According to the report, the potential threat from different natural disasters is a key decider for the majority of Australians in deciding where they may migrate to in the country, with extreme heat and bushfires being considered important in some capacity for 96 per cent of respondents – 39 per cent of whom said it was very important.
Similarly, floods and flash flooding alongside droughts and water shortages were both considered by 95 per cent as important in some capacity (33 per cent and 27 per cent as very important respectively).
Pandemics (90 per cent as important in some capacity), earthquakes (88 per cent), damaging winds (93 per cent), hail (92 per cent) and agricultural pests and diseases (72 per cent) were also found to be significant influencing factors.
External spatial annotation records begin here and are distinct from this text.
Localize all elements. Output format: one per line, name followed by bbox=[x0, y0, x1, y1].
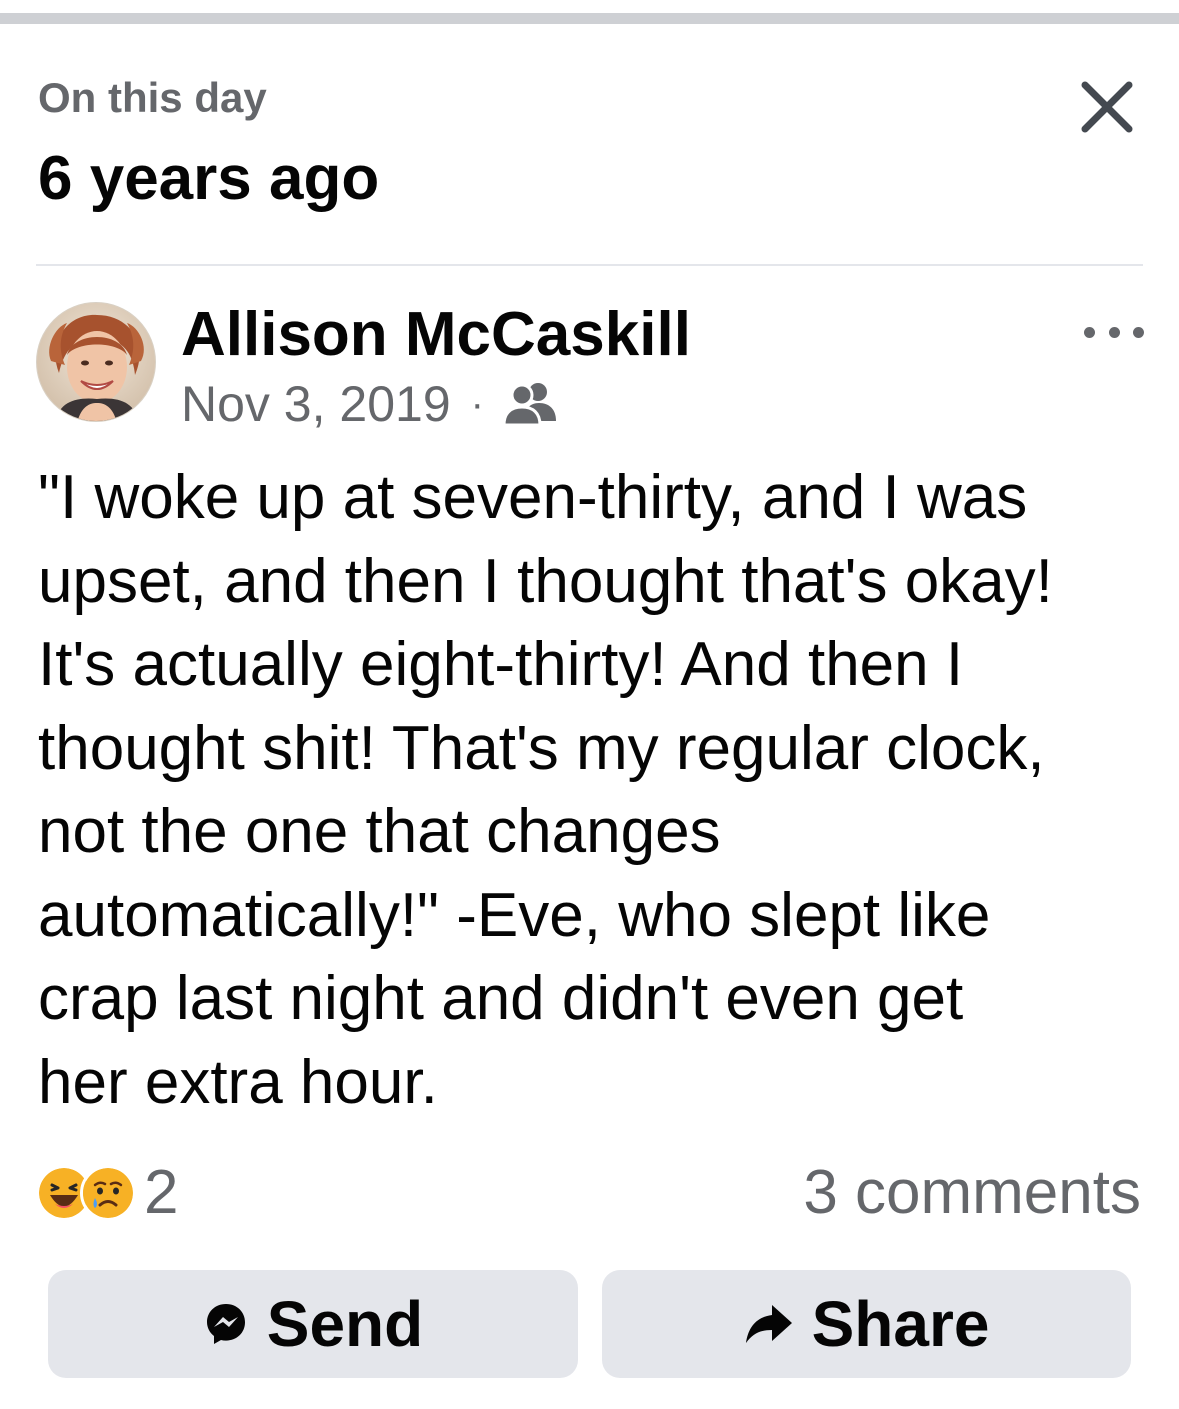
friends-icon bbox=[502, 383, 556, 427]
share-arrow-icon bbox=[744, 1303, 794, 1345]
post-author-name[interactable]: Allison McCaskill bbox=[181, 298, 691, 372]
memory-subtitle: On this day bbox=[38, 74, 267, 121]
reaction-count: 2 bbox=[144, 1158, 179, 1227]
header-divider bbox=[36, 264, 1143, 266]
post-date[interactable]: Nov 3, 2019 bbox=[181, 375, 451, 433]
send-button[interactable]: Send bbox=[48, 1270, 578, 1378]
top-divider-bar bbox=[0, 13, 1179, 24]
reactions-summary[interactable]: 2 bbox=[36, 1156, 178, 1230]
profile-photo bbox=[37, 303, 155, 421]
comments-count[interactable]: 3 comments bbox=[803, 1156, 1141, 1230]
more-options-button[interactable] bbox=[1084, 314, 1144, 350]
share-button[interactable]: Share bbox=[602, 1270, 1131, 1378]
avatar[interactable] bbox=[36, 302, 156, 422]
post-body-text: "I woke up at seven-thirty, and I was up… bbox=[38, 463, 1053, 1117]
more-dot-icon bbox=[1133, 326, 1144, 338]
close-icon bbox=[1081, 81, 1133, 133]
messenger-icon bbox=[203, 1301, 249, 1347]
close-button[interactable] bbox=[1072, 72, 1142, 142]
meta-separator: · bbox=[470, 381, 484, 426]
reaction-icons bbox=[36, 1165, 136, 1221]
share-label: Share bbox=[811, 1288, 990, 1360]
more-dot-icon bbox=[1108, 326, 1120, 338]
more-dot-icon bbox=[1084, 326, 1095, 338]
send-label: Send bbox=[266, 1288, 424, 1360]
memory-title: 6 years ago bbox=[38, 144, 380, 213]
post-meta: Nov 3, 2019 · bbox=[181, 372, 558, 436]
sad-icon bbox=[80, 1165, 136, 1221]
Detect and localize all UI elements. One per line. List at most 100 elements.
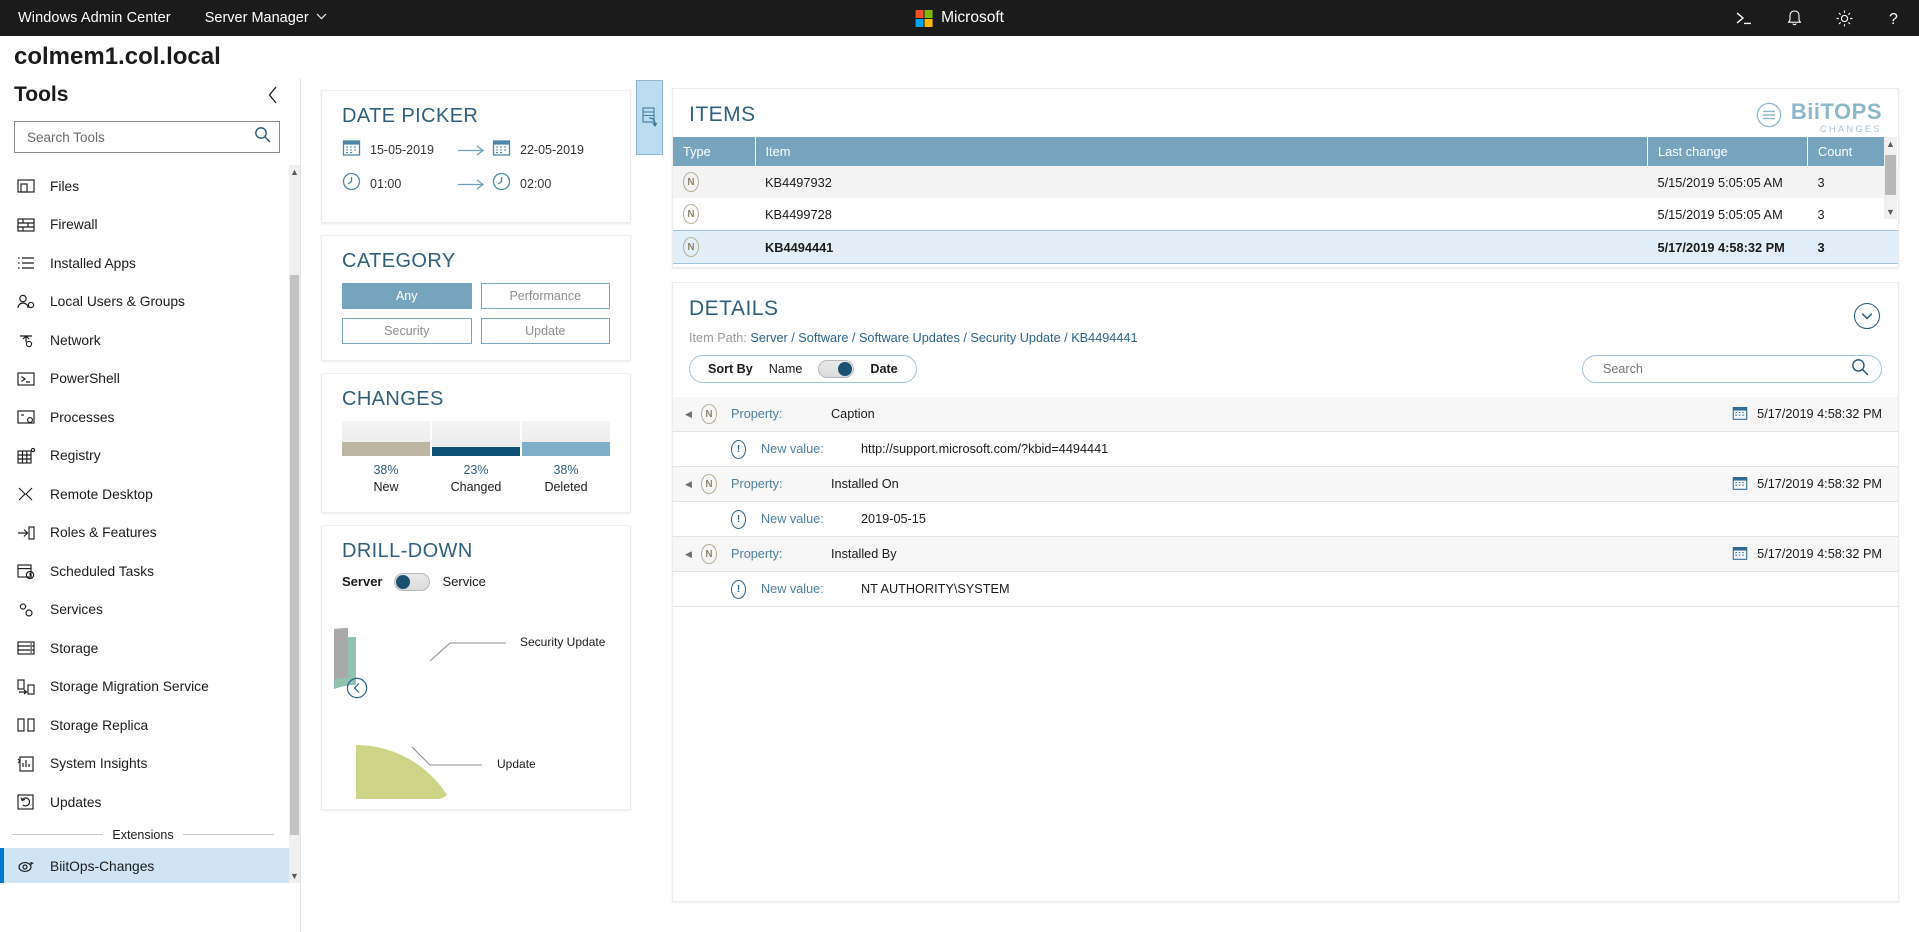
items-table: TypeItemLast changeCount NKB44979325/15/… — [673, 137, 1898, 264]
end-date-field[interactable]: 22-05-2019 — [492, 138, 602, 162]
scroll-down-icon[interactable]: ▼ — [1884, 205, 1897, 219]
drilldown-toggle-left-label: Server — [342, 574, 382, 589]
sidebar-item-powershell[interactable]: PowerShell — [0, 360, 300, 399]
scroll-down-icon[interactable]: ▼ — [289, 869, 300, 883]
end-time-field[interactable]: 02:00 — [492, 172, 602, 196]
sidebar-item-biitops-changes[interactable]: BiitOps-Changes — [0, 848, 300, 884]
sidebar-item-roles-features[interactable]: Roles & Features — [0, 514, 300, 553]
help-icon[interactable]: ? — [1883, 7, 1905, 29]
items-column-header[interactable]: Last change — [1648, 137, 1808, 166]
scrollbar-thumb[interactable] — [1885, 155, 1896, 195]
scrollbar-thumb[interactable] — [290, 275, 299, 835]
chevron-down-circle-icon[interactable] — [1854, 303, 1880, 329]
top-navigation-bar: Windows Admin Center Server Manager Micr… — [0, 0, 1919, 36]
start-date-field[interactable]: 15-05-2019 — [342, 138, 452, 162]
category-button-any[interactable]: Any — [342, 283, 472, 309]
sidebar-item-local-users-groups[interactable]: Local Users & Groups — [0, 283, 300, 322]
gear-icon[interactable] — [1833, 7, 1855, 29]
sidebar-item-installed-apps[interactable]: Installed Apps — [0, 244, 300, 283]
scroll-up-icon[interactable]: ▲ — [289, 165, 300, 179]
sidebar-item-remote-desktop[interactable]: Remote Desktop — [0, 475, 300, 514]
sort-option-name[interactable]: Name — [769, 362, 803, 376]
expand-triangle-icon[interactable]: ◀ — [685, 479, 701, 490]
sidebar-item-updates[interactable]: Updates — [0, 783, 300, 822]
category-button-security[interactable]: Security — [342, 318, 472, 344]
category-button-performance[interactable]: Performance — [481, 283, 611, 309]
scheduled-tasks-icon — [16, 561, 36, 581]
search-icon[interactable] — [254, 126, 271, 148]
search-icon[interactable] — [1851, 358, 1869, 381]
collapse-sidebar-chevron-icon[interactable] — [267, 86, 280, 104]
chevron-down-icon — [316, 13, 327, 23]
panel-collapse-tab[interactable] — [636, 80, 663, 155]
sort-toggle[interactable] — [818, 360, 854, 378]
app-brand[interactable]: Windows Admin Center — [0, 10, 171, 26]
scroll-up-icon[interactable]: ▲ — [1884, 137, 1897, 151]
powershell-icon — [16, 369, 36, 389]
changes-percent: 38% — [522, 462, 610, 479]
detail-value-row: !New value:NT AUTHORITY\SYSTEM — [673, 572, 1898, 607]
expand-triangle-icon[interactable]: ◀ — [685, 409, 701, 420]
detail-property-row[interactable]: ◀NProperty:Installed On5/17/2019 4:58:32… — [673, 467, 1898, 502]
new-value-label: New value: — [761, 582, 861, 596]
sidebar-item-label: Installed Apps — [50, 256, 136, 271]
arrow-right-icon — [452, 179, 492, 190]
table-row[interactable]: NKB44944415/17/2019 4:58:32 PM3 — [673, 231, 1898, 264]
search-input[interactable] — [25, 129, 254, 146]
sidebar-item-storage-migration-service[interactable]: Storage Migration Service — [0, 668, 300, 707]
sidebar-item-processes[interactable]: Processes — [0, 398, 300, 437]
changes-title: CHANGES — [342, 388, 610, 411]
table-row[interactable]: NKB44979325/15/2019 5:05:05 AM3 — [673, 166, 1898, 198]
donut-label-update: Update — [497, 757, 536, 771]
drilldown-toggle[interactable] — [394, 573, 430, 591]
arrow-right-icon — [452, 145, 492, 156]
items-scrollbar[interactable]: ▲ ▼ — [1884, 137, 1897, 219]
item-path-label: Item Path: — [689, 331, 747, 345]
sidebar-item-scheduled-tasks[interactable]: Scheduled Tasks — [0, 552, 300, 591]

This intersection of climate change with the property market was also raised in Aussie’s Progress Report, which suggested that extreme weather events could influence prices.
“Rising average temperatures may deter buyers from areas with low tree canopy shade, and the increased incidence of extreme weather events have already contributed to higher insurance premiums in pockets of the market, which may make housing costs prohibitive for some prospective buyers,” the researchers highlighted.
“Meanwhile, there is evidence of some markets seeing an increase in demand for their cooler climates, which has been cited as a motivation for internal migration in Australia.
“Cooler-climate areas like the Blue Mountains of Sydney, and parts of Tasmania and Victoria may be at an advantage long term, should average temperatures continue to rise.”
Earlier this year, Real Estate Institute of Australia president Hayden Groves said that the body is expecting demand for sustainable homes and living to increase over the calendar year.
“Demand for sustainable homes or homes with sustainable features will increase, as will client expectations that we as real estate agencies are running sustainable businesses,” Mr Groves said.
“This could be anything from preferences for complexes with electric car charge points right through to homes built with green materials or powered by renewable energy.”